# Data Modeling

> **Advanced concept.** This page assumes familiarity with entities, features, metrics, and relationships. If you're just getting started, read [Entities](https://docs.getlynk.ai/concepts/concepts/entities) first.

Feature chaining is Lynk's mechanism for building features on top of features from other entities. When used across multiple entities, it creates a full data pipeline — values that flow through layers of your semantic graph, each layer building on the one before it.

This page explains how that works and when to use each pattern.

***

## How Feature Chaining Works

Any feature type that sources from another entity is a chain link. That includes:

* **`metric`** — aggregates rows from a related entity (`total_spend_usd` on `player` from `purchase.sum_net_revenue_usd`)
* **`first_last`** — pulls the first or last value from a related entity's rows (`first_purchase_date` on `player` from `purchase`, ordered by `purchase_date`)
* **`field`** — pulls a column from a related entity or source table (`store` on `player` from the player's most recent purchase record)

What makes chaining a pipeline is that a feature on entity B — regardless of type — can be used as input to a metric or formula on entity B, which entity C can then reference. Each layer computes once; downstream entities reference it.

Two components are required at each step:

1. A relationship connecting the two entities
2. A feature on the destination entity that sources from the source entity (`source: <entity_name>`)

**`formula` features don't chain across entities** — they compute from other features on the same entity, so they can't source from a related entity. But they are essential to data modeling: once a `metric` or `first_last` feature has pulled a value onto an entity, a formula can derive new meaning from it. On `player`, after `total_spend_usd` is chained in from `purchase`, a formula can tier each player:

```yaml
- type: formula
  name: player_segment
  data_type: string
  description: Spend-based segment — 'whale', 'dolphin', or 'minnow'
  sql: >
    CASE
      WHEN {total_spend_usd} > 100 THEN 'whale'
      WHEN {total_spend_usd} > 20  THEN 'dolphin'
      ELSE 'minnow'
    END
```

The formula references `total_spend_usd`, which was itself chained in from `purchase`. That's the pattern: chain the raw value in, derive business meaning with a formula.

***

## Example: Three Entities, Two Patterns

Arcadia tracks player behavior through three entities: `purchase`, `player`, and `player_cohort`. Each `player_cohort` row represents a group of players who installed on the same date — pre-calculated in the warehouse.

The example below uses `metric` features to show chaining, since aggregations make the pipeline logic most visible. The same patterns apply to `first_last` and `field` features — any feature that sources from another entity participates in the chain.

The relationships are:

* `player` ↔ `purchase`: one player has many purchases
* `player_cohort` ↔ `player`: one cohort has many players
* `player_cohort` ↔ `purchase`: one cohort's players have many purchases (direct)
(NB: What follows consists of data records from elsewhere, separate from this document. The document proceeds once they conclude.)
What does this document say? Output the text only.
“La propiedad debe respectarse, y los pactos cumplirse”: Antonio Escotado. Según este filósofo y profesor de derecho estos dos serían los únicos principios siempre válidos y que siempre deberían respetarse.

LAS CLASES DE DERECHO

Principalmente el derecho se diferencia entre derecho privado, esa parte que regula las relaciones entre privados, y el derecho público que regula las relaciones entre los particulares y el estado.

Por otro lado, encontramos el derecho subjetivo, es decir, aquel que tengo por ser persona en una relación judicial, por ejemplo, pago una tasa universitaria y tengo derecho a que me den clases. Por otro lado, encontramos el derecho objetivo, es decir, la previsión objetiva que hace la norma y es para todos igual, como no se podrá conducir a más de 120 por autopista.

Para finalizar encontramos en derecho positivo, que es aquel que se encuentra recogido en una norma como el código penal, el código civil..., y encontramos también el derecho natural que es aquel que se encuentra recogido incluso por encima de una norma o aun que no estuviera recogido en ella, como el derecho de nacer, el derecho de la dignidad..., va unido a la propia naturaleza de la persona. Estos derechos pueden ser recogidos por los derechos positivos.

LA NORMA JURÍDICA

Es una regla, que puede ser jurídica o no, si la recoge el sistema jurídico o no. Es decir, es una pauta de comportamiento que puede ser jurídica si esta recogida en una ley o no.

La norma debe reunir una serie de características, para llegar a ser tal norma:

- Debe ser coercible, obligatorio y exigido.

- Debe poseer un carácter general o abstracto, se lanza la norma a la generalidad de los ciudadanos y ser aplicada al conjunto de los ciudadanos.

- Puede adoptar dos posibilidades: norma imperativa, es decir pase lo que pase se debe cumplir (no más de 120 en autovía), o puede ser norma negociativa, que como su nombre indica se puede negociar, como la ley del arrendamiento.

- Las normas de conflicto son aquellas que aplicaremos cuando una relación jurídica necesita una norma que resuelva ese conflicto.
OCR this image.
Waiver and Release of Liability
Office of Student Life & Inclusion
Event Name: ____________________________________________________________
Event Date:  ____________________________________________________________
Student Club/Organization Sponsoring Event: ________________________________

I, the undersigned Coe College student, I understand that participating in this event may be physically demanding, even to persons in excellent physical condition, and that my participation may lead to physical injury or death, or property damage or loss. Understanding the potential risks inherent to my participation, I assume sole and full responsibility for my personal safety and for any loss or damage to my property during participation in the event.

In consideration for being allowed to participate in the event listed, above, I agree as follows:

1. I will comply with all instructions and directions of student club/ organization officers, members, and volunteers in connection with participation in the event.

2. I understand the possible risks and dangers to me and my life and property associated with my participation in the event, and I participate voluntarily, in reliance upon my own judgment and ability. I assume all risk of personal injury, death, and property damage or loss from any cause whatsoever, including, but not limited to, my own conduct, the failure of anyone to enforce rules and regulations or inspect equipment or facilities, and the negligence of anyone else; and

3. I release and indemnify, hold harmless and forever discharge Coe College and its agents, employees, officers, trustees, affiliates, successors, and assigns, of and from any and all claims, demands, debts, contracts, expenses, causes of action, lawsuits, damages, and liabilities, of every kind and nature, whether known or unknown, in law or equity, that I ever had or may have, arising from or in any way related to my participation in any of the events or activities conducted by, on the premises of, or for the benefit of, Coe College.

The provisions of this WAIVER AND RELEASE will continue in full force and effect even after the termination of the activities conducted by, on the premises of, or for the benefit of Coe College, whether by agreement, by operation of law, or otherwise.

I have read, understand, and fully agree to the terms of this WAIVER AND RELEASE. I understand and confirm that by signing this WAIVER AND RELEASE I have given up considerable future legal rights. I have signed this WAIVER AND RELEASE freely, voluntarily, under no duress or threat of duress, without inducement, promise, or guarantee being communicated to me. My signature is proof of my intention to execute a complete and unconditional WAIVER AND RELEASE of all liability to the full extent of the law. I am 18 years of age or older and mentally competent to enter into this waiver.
The example below shows two chain patterns from these three entities.

### Relationships

```yaml
relationships:
  player-purchase:
    relationship: one_to_many
    description: A player's purchase history
    joins:
      - name: player_to_purchase
        default: true
        join_type: left
        type: sql
        sql: '{source}.{player_id} = {destination}.{player_id}'

  player_cohort-player:
    relationship: one_to_many
    description: All players who belong to a cohort by install date
    joins:
      - name: cohort_to_player
        default: true
        join_type: left
        type: sql
        sql: '{source}.{install_date} = {destination}.{install_date}'

  player_cohort-purchase:
    relationship: one_to_many
    description: All purchases made by players in a cohort — direct path, no player intermediary
    joins:
      - name: cohort_to_purchase
        default: true
        join_type: left
        type: sql
        sql: '{source}.{install_date} = {destination}.{cohort_install_date}'
```

***

### Pattern 1 — Linear Chain (purchase → player → player\_cohort)

Use this when the intermediate aggregation matters. Here, you want cohort-level spend, but averaged *per player* — not summed across all purchases directly. You need the player layer to compute the per-player value first.

**Step 1 — `purchase` defines the base metric.**

```yaml
# purchase entity
metrics:
  - name: sum_net_revenue_usd
    description: Total net revenue from purchases, in USD
    sql: SUM({net_revenue_usd})
```

**Step 2 — `player` chains from `purchase` and defines a new metric.**

```yaml
# player entity
features:
  - type: metric
    name: total_spend_usd
    description: Total net revenue from all purchases by this player, in USD
    data_type: number
    source: purchase
    metric: sum_net_revenue_usd

metrics:
  - name: avg_spend_usd
    description: Average spend per player, in USD
    sql: AVG({total_spend_usd})
```

`total_spend_usd` is a metric feature — it pulls from `purchase`. `avg_spend_usd` is an entity metric — it aggregates over players using that feature as input.

**Step 3 — `player_cohort` chains from `player`.**

```yaml
# player_cohort entity
features:
  - type: metric
    name: avg_player_spend_usd
    description: Average spend per player within this cohort, in USD
    data_type: number
    source: player
    metric: avg_spend_usd
```

`avg_player_spend_usd` on `player_cohort` reflects the chain: it averages `avg_spend_usd` across players, which itself averages `total_spend_usd`, which sums from `purchase.net_revenue_usd`. Three entities, one logical pipeline.

***

### Pattern 2 — Direct Chain (purchase → player\_cohort)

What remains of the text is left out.